Poussé par une passion vieille comme Mathusalem (à l’échelle de ma vie) pour Jennifer Connelly et un intérêt pour Aronofsky, j’entrainais dans mon sillage une mauvaise troupe de sudiste prête à hurler son dédain dans une salle plutôt clairsemée. Dès les premières secondes, une angoisse m’étreignait: et si c’était la derrière fois que je côtoyais ces tristes sires ? Un sacrilège Connellyen, ça se paye, et au plus haut prix !
D’autant que l’incertitude était aussi intime: Aronofsky filmant un déluge, ça sentait le mauvais fait d’hivers
(ski, luge, poufpouf).
Jenni-flexion
Pourtant les mécréants, dont je suis un des représentants les plus virulents, durent vite se rendre à l’évidence: l’entreprise d’adaptation d’un texte biblique n’était pas si pourrie qu’on pu/voulu le croire.
Le fait que le habituelles cohortes de fanatiques religieux (pléonasme ?) soient tombés à bras raccourcis sur le film pouvant même être plutôt rassurant.
Et en effet, Darren propose un de ses habituels combos étranges, fait d’un mélange d’idée parfois brillantes et souvent parfaitement grotesques.
Une espèce de mi-chemin dont le réalisateur est coutumier. A l’échelle des bollockbusters© aseptisés et chloroformés servis depuis une décennie: un chef d’oeuvre, à l’aune d’un film d’auteur spectaculaire: une croute.
Génèse-pérais pas tant
Dans la catégorie des bonnes surprises, une série de détails rigolos. Le fait de ne jamais prononcer le vocable "dieu", remplacé par un (bien plus "ceci est une légende") "créateur" est en soit révélateur. Cela permet par exemple l’introduction de choses ridicules et libres comme les veilleurs, mélange douteux de Transformers et de Ents.
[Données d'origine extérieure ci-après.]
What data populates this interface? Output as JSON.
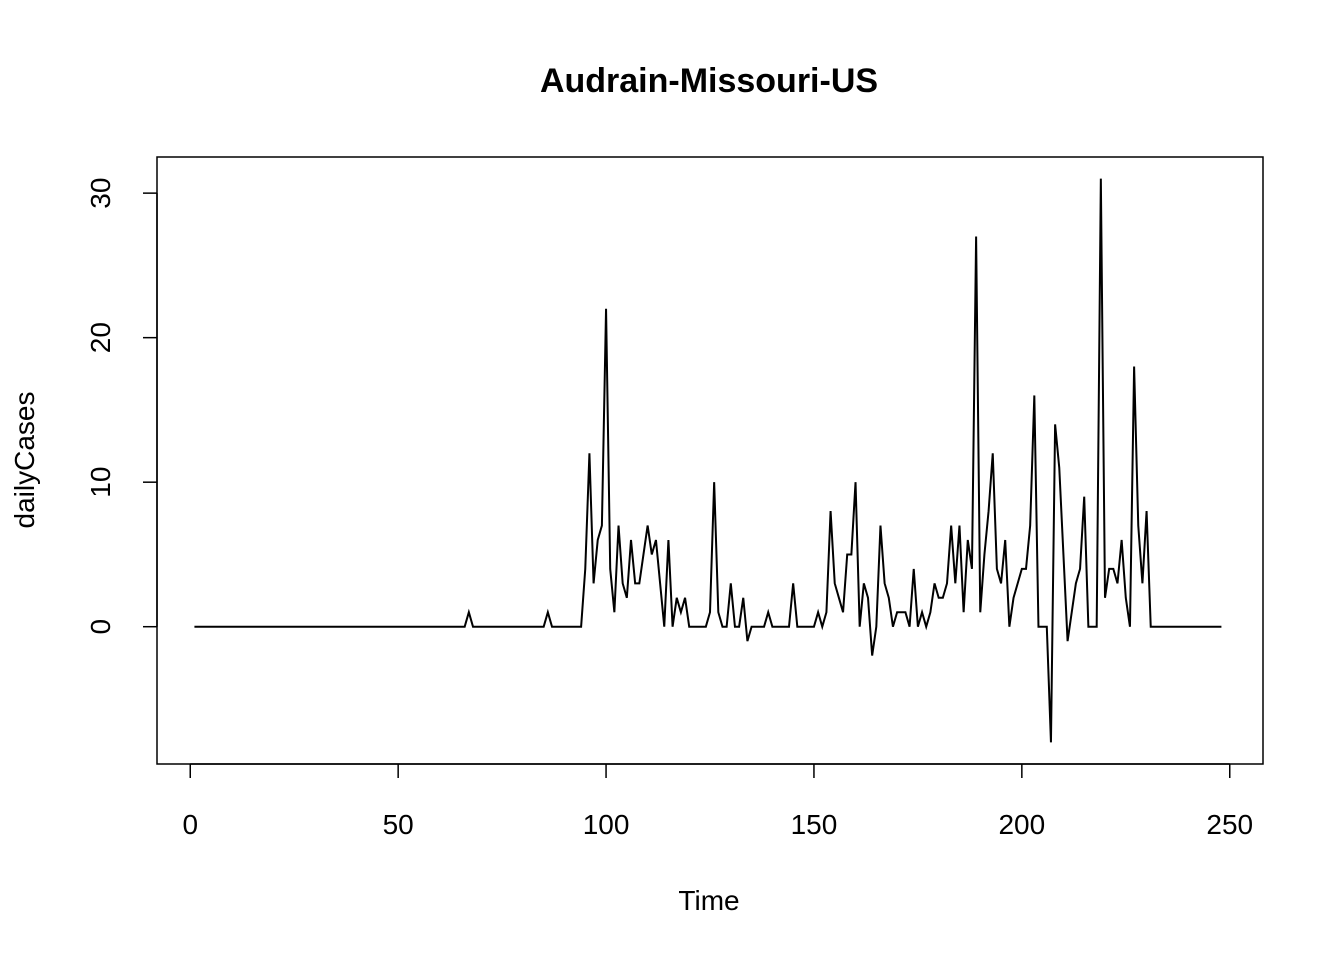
{
  "chart_data": {
    "type": "line",
    "title": "Audrain-Missouri-US",
    "xlabel": "Time",
    "ylabel": "dailyCases",
    "xlim": [
      -8,
      258
    ],
    "ylim": [
      -9.5,
      32.5
    ],
    "x_ticks": [
      0,
      50,
      100,
      150,
      200,
      250
    ],
    "y_ticks": [
      0,
      10,
      20,
      30
    ],
    "grid": false,
    "legend": "none",
    "line_color": "#000000",
    "x_start": 1,
    "series": [
      {
        "values": [
          0,
          0,
          0,
          0,
          0,
          0,
          0,
          0,
          0,
          0,
          0,
          0,
          0,
          0,
          0,
          0,
          0,
          0,
          0,
          0,
          0,
          0,
          0,
          0,
          0,
          0,
          0,
          0,
          0,
          0,
          0,
          0,
          0,
          0,
          0,
          0,
          0,
          0,
          0,
          0,
          0,
          0,
          0,
          0,
          0,
          0,
          0,
          0,
          0,
          0,
          0,
          0,
          0,
          0,
          0,
          0,
          0,
          0,
          0,
          0,
          0,
          0,
          0,
          0,
          0,
          0,
          1,
          0,
          0,
          0,
          0,
          0,
          0,
          0,
          0,
          0,
          0,
          0,
          0,
          0,
          0,
          0,
          0,
          0,
          0,
          1,
          0,
          0,
          0,
          0,
          0,
          0,
          0,
          0,
          4,
          12,
          3,
          6,
          7,
          22,
          4,
          1,
          7,
          3,
          2,
          6,
          3,
          3,
          5,
          7,
          5,
          6,
          3,
          0,
          6,
          0,
          2,
          1,
          2,
          0,
          0,
          0,
          0,
          0,
          1,
          10,
          1,
          0,
          0,
          3,
          0,
          0,
          2,
          -1,
          0,
          0,
          0,
          0,
          1,
          0,
          0,
          0,
          0,
          0,
          3,
          0,
          0,
          0,
          0,
          0,
          1,
          0,
          1,
          8,
          3,
          2,
          1,
          5,
          5,
          10,
          0,
          3,
          2,
          -2,
          0,
          7,
          3,
          2,
          0,
          1,
          1,
          1,
          0,
          4,
          0,
          1,
          0,
          1,
          3,
          2,
          2,
          3,
          7,
          3,
          7,
          1,
          6,
          4,
          27,
          1,
          5,
          8,
          12,
          4,
          3,
          6,
          0,
          2,
          3,
          4,
          4,
          7,
          16,
          0,
          0,
          0,
          -8,
          14,
          11,
          5,
          -1,
          1,
          3,
          4,
          9,
          0,
          0,
          0,
          31,
          2,
          4,
          4,
          3,
          6,
          2,
          0,
          18,
          7,
          3,
          8,
          0,
          0,
          0,
          0,
          0,
          0,
          0,
          0,
          0,
          0,
          0,
          0,
          0,
          0,
          0,
          0,
          0,
          0
        ]
      }
    ]
  }
}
Si les quelques scènes entourant l’arrivée des eaux sont spectaculaires et pas totalement désagréables, c’est au fond les questions liées aux prises de décision de Noé, sa façon de respecter aveuglément ses visions inspirées du créateur, qui font le sel du film. Pourquoi et comment considérer les animaux comme seuls innocents quand les hommes seraient unanimement corrompus est une des problématiques que le film a la justesse de ne pas évacuer trop stupidement.
guide de survie en milieux aqueux: prenons le cas Noé
Bien sûr, il faut pour discerner ces quelques points intéressants, être capable d’occulter tout ce qui est boursoufflé et raté dans le film: des coiffures et des costumes qui sont de douteuses adaptations de modes actuelles avec un anachronisme superflu, des tests de grossesse antédiluviens foutrement efficaces, des acteurs secondaires sortis de pubs de dentifrices, des considérations antiques sur ce qu’est une vraie femme (ah oui, mais ça, ça colle à ce qu’est sensé être l’époque, merde), et surtout, surtout, quelques scènes dont les effets font presque regretter une disparition réussie dans Joséphine ange-gardien.
(Un truc, en plus, me turlupine: neuf mois après la montée des eaux, Emma Watson perd les siennes. Coïncidence ?)
Après Noah, le déluge
Je m’en tirais donc, outre le plaisir de contempler une Jennifer qui a la classe folle de vieillir en même temps que moi (nous avons presque le même jour de naissance, et infiniment peu d’années d’ écart) avec une déception et un enseignement.
La déception, c’est de ne pas avoir vu l'arrivée de l'inondation accompagnée de la musique qui aurait parfaitement collé:
https://www.youtube.com/watch?v=vb7htoJAK7g
L’enseignement est lié à la consommation de pop-corn dans une salle de cinéma.
Si vous voulez être sûr de faire chier un maximum de gens autour de vous, il faut faire durer le paquet les deux heures du film. Seul moyen d’y parvenir: piocher bruyamment dedans, uniquement pendant les scènes calmes.